Ketua Panitia Rakornas, Joko Santoso, menerangkan, konsep program TPBIS adalah merancang perpustakaan sebagai ruang publik terbuka sehingga tidak menyerupai ruang kantor. Hal tersebut diharap dapat menggeser pola pikir lama publik tentang perpuskaan.

“Perpustakaan saat ini dapat dijadikan sebagai ruang publik bagi masyarakat untuk berlatih secara kontekstual, berlatih keterampilan pun kecakapan dan berbagi pengalaman, sehingga buku-buku yang ada jenisnya harus praktis, pragmatis, dan tepat guna,” jelas dia.

Adapun keberhasilan dari program TPBIS yang dirasakan oleh masyarakat di banyak daerah terletak pada tim sinergi yang dibentuk.

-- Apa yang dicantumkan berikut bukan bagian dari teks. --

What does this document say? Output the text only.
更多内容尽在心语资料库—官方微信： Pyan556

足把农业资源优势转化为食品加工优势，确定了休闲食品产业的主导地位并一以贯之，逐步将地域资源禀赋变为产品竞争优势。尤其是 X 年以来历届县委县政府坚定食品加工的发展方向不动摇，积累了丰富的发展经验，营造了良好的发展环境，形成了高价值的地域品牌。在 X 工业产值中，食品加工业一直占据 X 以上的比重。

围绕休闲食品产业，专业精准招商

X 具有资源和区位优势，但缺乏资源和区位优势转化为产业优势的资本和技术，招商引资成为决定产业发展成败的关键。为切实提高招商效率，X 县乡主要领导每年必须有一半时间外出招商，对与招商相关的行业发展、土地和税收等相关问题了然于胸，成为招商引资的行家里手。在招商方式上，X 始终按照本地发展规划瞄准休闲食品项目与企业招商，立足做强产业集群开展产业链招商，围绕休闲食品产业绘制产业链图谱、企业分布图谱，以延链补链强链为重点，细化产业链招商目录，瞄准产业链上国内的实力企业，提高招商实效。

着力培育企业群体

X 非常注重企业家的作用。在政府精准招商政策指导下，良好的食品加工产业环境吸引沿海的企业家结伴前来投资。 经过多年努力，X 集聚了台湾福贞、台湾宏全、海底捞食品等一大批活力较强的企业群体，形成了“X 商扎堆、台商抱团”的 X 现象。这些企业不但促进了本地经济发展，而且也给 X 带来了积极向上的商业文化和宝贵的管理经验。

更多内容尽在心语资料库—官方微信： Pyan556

Tim sinergi itu merupakan gabungan dari pegiat literasi, akademisi, dan dinas lain di daerah yang dikuatkan dengan SK kepala daerah.

“Salah satu keberhasilan dari tim sinergi, yakni mereka berhasil dalam melakukan advokasi terkait penggunaan dana desa untuk pembangunan perpustakaan,” kata dia.

Joko menambahkan, konsolidasi, sinergi, dan koordinasi antarpemangku kepentingan di bidang perpustakaan baik pusat maupun daerah secara intensif harus dilakukan sehingga perpustakaan dapat memberikan peran strategis dalam meningkatkan kesejahteraan masyarakat.

Rakornas Bidang Perpustakaan Tahun 2023 yang akan berlangsung pada 6-7 Maret 2023 di Jakarta akan menghasilkan kebijakan dan/atau rekomendasi serta rencana program dan kegiatan tahun 2024.

Rakornas akan dibuka oleh Kepala Perpusnas, Muhammad Syarif Bando, dan Menteri Pariwisata dan Ekonomi Kreatif, Sandiaga Uno, pada 6 Maret 2023. Kegiatan itu dijadwalkan mengupas berbagai kebijakan dengan narasumber dari Perpusnas, Kemendikbudristek, hingga Ketua Umum IKAPI, Arys Hilman Nugraha.

“(Bahas) pemenuhan kebutuhan koleksi elektronik di masyarakat. Kita tahu bahwa semenjak pandemi Covid-19 peningkatan jumlah perpustakaan elektronik kita luar biasa. Termasuk juga Perpusnas. Akses online kita meningkat bahkan tigq kali lipat dari masa-masa sebelumnya,” jelas Joko.